Why had he even come?
The adults whispered about his back pain, how terrible it had been the past two weeks, how none of the meds were working.
He was my favorite uncle.
We would jokingly say mean things to each other every time I saw him. “You’re just a silly kid…” He would roll his eyes. I loved it. I loved harassing him back. There was no other adult that I could joke around with like that. You know how it is when an adult treats you like a human being.
But this time my ten year old self knew that I should not say a single word.
Just stay away. Keep your distance.
He had to be helped to the car…
That was the last time I saw him alive.
One week later he was dead. From melanoma. His back pain was from the metastatic lesions in his spine.
My mother went to stay with him at the hospital because his wife could not do it. She could not sit there and watch him die. I hated her for it, my aunt. It was her third husband…
He was my favorite uncle, not a third husband.
“Where did the melanoma come from?” everyone asked.
It was a “benign” mole on his leg that had been removed by his family doctor that had not been sent to pathology. It never healed right. It grew. It spread. It ate away at him until there was nothing left.

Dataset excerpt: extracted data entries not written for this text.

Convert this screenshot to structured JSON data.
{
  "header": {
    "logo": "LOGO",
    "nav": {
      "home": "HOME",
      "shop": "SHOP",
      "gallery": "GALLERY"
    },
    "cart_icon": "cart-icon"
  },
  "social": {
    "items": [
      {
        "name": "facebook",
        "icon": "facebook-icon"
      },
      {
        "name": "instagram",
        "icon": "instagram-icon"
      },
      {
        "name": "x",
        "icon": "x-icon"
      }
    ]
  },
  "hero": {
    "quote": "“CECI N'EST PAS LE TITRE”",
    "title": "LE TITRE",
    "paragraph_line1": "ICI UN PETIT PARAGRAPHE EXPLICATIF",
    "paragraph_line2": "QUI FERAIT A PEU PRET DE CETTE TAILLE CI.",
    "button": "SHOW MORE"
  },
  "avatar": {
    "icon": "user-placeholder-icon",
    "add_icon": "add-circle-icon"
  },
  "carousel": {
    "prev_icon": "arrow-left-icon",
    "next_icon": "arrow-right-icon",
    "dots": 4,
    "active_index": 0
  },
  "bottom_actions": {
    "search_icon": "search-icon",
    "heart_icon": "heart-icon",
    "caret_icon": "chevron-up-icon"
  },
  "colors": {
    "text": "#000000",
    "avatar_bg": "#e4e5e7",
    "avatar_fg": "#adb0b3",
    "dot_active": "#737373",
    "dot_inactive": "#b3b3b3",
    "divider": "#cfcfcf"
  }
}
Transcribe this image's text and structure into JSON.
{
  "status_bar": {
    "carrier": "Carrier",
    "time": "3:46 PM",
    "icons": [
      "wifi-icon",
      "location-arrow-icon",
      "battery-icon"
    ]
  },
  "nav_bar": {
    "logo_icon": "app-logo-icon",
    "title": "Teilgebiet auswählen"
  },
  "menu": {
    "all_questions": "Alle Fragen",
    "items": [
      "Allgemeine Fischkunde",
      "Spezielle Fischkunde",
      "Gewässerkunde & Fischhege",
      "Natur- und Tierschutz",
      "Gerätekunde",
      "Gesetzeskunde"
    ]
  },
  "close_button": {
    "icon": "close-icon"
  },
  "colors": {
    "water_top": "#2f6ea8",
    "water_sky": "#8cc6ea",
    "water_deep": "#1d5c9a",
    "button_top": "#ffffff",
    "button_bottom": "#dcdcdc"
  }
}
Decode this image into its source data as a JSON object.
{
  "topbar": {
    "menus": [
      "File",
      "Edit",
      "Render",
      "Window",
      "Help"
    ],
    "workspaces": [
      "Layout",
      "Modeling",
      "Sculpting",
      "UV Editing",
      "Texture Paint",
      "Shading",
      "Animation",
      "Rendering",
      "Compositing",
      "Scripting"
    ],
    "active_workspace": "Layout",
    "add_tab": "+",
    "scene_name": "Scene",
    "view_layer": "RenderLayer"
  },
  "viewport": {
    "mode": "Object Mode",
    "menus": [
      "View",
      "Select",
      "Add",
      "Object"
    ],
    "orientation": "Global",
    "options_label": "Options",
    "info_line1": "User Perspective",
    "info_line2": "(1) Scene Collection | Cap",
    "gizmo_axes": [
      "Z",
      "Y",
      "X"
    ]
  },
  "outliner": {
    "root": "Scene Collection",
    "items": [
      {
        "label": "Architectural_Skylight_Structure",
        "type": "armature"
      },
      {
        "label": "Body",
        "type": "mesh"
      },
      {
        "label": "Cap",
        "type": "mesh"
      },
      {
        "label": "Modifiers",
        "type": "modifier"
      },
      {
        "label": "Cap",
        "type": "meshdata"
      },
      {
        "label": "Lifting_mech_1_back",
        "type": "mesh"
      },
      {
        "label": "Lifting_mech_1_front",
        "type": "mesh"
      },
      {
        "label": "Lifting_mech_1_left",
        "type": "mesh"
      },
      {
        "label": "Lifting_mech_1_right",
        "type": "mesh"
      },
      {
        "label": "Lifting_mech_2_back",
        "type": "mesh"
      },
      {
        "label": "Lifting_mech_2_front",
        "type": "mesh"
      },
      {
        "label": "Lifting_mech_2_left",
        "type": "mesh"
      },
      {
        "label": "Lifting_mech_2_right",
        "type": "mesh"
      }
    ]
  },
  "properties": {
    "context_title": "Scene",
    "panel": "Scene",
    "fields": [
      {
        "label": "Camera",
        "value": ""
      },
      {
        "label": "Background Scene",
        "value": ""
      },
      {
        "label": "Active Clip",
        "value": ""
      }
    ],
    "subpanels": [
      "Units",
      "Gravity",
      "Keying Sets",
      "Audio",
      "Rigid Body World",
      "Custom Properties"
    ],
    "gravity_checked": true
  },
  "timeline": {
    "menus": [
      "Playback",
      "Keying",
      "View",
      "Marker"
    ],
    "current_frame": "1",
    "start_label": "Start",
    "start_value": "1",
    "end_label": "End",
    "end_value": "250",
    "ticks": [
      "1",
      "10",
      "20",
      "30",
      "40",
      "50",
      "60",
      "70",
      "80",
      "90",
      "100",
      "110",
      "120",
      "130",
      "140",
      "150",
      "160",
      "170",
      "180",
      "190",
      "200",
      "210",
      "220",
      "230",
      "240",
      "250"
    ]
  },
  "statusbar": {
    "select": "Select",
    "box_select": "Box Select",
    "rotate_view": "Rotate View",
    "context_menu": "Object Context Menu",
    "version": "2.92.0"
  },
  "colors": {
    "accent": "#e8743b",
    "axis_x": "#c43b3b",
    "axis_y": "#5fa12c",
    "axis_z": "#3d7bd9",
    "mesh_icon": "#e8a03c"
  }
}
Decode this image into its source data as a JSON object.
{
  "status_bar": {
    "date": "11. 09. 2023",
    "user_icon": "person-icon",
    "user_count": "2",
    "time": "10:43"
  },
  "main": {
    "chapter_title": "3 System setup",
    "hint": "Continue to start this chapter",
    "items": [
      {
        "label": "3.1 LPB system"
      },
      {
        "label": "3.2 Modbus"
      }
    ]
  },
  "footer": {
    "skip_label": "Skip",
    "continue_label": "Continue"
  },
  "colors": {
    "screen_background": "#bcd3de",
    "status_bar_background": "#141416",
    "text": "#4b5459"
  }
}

For a time I hated all doctors, especially family doctors. Stupid, stupid people. They killed him.
And then I became a family doctor myself. Everything goes to pathology. Everything.
I have patients who like to banter at me like he did and every time I engage with them, I think of my uncle. I wonder if he was angry with his doctor. What would he think of me becoming one? Who would he be now if he had had access to treatment like Jimmy Carter?
Who would I be? Might I have missed a melanoma myself? Been careless?
With each new medical breakthrough there is the joy and miracle of lives saved, but it also deepens the tragedy of those lives already lost.